Eighth law: a system which is hard to use will be abused or unused.


The Tor rationale for requiring low latency was to make it more 
user-friendly and also thereby increase (innocent) traffic. 
Unfortunately that came at the cost of easier traffic analysis, as only 
the traffic passed within the last 4-5 seconds need be considered. They 
tried to balance that out - more traffic plus greater usability vs 
easier analysis - and came up with a system which had some 
perhaps-useful properties.

However, resistance against traffic analysis by The Man was not one of 
those properties.

And for that exact reason I agree, Tor stinks.

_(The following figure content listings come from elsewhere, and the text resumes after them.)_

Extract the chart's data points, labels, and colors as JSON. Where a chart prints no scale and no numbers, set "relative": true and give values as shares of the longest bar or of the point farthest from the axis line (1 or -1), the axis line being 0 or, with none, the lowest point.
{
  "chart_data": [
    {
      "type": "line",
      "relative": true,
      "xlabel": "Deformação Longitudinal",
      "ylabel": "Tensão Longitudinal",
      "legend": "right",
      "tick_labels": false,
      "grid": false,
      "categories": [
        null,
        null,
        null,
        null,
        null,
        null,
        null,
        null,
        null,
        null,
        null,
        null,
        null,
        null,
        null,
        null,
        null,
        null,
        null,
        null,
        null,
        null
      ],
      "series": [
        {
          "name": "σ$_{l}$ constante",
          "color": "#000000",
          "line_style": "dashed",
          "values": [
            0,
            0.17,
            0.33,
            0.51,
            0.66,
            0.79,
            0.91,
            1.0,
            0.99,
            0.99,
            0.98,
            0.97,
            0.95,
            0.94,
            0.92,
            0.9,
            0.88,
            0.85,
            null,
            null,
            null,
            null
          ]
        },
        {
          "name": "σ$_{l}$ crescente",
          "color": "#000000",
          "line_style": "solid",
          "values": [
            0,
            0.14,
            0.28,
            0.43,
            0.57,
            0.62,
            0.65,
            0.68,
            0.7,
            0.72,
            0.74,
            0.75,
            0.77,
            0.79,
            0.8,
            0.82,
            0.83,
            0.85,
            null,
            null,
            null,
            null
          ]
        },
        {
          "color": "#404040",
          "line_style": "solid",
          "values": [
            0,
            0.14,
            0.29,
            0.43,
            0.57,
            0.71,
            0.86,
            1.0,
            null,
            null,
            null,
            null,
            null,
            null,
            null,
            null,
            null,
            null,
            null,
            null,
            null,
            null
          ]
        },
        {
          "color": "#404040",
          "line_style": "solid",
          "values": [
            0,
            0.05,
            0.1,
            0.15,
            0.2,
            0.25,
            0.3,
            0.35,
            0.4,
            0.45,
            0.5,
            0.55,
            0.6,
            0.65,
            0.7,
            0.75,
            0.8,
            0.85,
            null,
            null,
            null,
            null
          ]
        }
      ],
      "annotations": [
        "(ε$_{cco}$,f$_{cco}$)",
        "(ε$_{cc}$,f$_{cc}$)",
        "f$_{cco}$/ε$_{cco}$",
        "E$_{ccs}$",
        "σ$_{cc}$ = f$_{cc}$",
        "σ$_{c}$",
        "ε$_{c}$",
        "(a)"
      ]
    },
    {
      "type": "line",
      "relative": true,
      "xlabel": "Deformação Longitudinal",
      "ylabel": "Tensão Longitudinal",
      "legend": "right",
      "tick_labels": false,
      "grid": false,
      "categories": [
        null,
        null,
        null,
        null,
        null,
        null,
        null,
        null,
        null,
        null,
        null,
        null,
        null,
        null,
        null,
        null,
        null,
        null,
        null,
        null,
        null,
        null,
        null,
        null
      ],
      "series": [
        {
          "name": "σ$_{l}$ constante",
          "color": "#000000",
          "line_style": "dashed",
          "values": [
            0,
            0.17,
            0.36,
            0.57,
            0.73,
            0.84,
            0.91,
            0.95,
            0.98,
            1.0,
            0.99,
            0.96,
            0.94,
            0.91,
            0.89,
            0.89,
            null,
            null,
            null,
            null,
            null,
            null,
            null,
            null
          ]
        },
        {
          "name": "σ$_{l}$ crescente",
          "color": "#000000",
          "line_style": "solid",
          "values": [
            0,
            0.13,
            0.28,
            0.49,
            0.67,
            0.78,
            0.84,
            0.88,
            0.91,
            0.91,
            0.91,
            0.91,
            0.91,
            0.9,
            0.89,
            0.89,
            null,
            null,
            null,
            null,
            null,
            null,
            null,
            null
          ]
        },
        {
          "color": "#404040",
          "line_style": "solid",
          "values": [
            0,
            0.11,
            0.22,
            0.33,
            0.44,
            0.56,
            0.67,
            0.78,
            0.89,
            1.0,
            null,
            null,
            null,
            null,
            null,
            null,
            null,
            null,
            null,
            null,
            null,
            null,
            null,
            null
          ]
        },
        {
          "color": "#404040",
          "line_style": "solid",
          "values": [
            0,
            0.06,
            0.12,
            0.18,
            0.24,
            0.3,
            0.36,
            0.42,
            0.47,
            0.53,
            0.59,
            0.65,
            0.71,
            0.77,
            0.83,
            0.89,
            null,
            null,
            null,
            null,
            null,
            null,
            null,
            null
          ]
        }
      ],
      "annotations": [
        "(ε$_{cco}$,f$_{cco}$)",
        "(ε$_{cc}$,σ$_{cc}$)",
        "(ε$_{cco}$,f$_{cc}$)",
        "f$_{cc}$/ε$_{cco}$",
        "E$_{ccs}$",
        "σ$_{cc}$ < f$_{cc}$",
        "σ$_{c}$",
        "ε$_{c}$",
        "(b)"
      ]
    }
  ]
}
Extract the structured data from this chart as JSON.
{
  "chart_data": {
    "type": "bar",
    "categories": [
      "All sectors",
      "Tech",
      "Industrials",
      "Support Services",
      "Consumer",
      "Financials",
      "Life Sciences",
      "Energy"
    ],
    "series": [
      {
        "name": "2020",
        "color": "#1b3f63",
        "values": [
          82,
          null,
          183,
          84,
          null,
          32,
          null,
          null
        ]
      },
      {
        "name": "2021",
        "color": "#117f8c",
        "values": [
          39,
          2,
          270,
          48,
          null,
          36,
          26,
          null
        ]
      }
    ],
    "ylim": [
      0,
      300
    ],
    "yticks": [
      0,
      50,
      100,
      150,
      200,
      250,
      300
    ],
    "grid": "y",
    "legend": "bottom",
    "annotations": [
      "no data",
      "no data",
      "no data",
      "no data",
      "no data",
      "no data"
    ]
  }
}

Most if not all of the initial devs would have liked it to be, but that 
wasn't possible.  Roger Dingledene did the initial brainstorming with 
the informal help of much of the then privacy/anonymity crypto 
community, including Paul. Nick Matthewson was then roped in as the main 
code writer.

It was quickly realised that Tor - like any low-latency web onion router 
- could not defeat The Man, at which point many of the community dropped 
out or declined to be associated with it.


And scum-master syverson

At the time of Tor's inception (and afaik still) Paul primarily 
identified as US Navy.

I don't know whether Paul would have worked on a public system which was 
impervious to NSA and USN - but the question never arose. Tor would be 
good enough to defeat third-world governments, which was both his and 
Tor's stated goal, and Tor could never defeat The Man.


openly acknowledges it...in papers that no-one reads, while advertising 
tor as a means to
> 
> 	"Defend yourself against network surveillance and traffic analysis."

Is that a quote from Paul? It doesn't sound like the chap I knew. Who 
wasn't a scum-master, except perhaps to the swabbies?

Heck, Roger and Nick were wanna-be-heroes.